Highgate Cemetery was opened in 1839 and both halves are still being used for burials today. The West half had fallen into disrepair and you can see so many of the graves are being overtaken by nature. It's lovely none the less. But I'll let the photos speak for themselves. These are all Highgate West.
Apparently this gallery originally had a roof which is now long gone. Our tour guide said that while Victorians were still mad for all things Egypt, they didn't appreciate the Egyptian influence here and no one actually wanted to buy these crypts.
This tree which sits above the crypts a few photos back was there even before the cemetery. By limiting the growth of the roots with the crypts they're proud to say they've inadvertently created a bonsai tree. And I have to admit, it's quite striking. They did take us briefly into some of the other 'catacombs.' I feel they use this term a little freely as they're just more mass crypts. We weren't allowed to take photos in here but it was pretty cool to see some of the nail and design work on some of the coffins.

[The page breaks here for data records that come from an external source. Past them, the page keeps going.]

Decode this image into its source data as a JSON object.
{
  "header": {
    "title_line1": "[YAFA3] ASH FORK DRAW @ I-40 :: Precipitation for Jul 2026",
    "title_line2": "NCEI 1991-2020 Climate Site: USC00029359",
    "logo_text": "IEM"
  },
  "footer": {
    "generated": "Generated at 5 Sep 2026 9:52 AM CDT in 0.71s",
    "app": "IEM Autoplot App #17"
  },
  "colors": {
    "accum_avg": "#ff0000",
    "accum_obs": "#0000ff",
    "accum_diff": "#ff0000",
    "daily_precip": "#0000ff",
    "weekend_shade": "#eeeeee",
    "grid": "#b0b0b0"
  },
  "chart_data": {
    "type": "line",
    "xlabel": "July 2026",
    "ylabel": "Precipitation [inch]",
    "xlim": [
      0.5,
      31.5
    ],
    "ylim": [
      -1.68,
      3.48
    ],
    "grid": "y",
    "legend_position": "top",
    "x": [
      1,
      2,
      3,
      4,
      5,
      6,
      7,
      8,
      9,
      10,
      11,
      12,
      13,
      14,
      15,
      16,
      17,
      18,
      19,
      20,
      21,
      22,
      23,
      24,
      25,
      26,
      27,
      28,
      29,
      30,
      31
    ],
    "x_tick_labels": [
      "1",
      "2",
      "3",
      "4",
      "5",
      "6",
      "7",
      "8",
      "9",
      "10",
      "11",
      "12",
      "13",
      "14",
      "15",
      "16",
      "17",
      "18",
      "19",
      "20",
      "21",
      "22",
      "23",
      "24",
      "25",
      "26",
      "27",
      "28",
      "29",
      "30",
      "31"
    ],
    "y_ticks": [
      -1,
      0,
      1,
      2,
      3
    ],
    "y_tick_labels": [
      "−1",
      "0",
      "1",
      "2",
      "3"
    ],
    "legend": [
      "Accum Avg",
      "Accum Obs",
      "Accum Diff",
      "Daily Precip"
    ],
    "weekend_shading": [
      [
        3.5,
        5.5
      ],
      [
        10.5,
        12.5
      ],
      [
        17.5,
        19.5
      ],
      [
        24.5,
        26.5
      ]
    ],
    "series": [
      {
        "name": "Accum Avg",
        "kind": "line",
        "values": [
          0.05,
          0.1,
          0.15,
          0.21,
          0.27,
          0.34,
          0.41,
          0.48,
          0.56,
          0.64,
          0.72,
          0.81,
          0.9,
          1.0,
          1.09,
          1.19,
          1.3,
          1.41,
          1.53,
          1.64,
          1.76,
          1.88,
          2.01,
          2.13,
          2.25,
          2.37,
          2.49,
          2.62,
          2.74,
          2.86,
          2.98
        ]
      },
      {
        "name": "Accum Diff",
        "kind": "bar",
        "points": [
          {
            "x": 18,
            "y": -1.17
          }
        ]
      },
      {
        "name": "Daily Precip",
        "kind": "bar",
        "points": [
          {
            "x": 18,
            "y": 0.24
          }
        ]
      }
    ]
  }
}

And here are a few from Highgate East. It felt at times that it would just go on forever. Graves upon graves. In places you can see graves completely taken over by ivy. Though in general, the East half is not as wild as the West.
All of those 'bumps' are actually headstones that have been overgrown.
Now I have to head off to see Harry Potter and the Cursed Child, but tomorrow on the train, I'll fill in the rest of the day. Unfortunately, there aren't many more photos of the day as we weren't allowed. In the meantime, enjoy those above!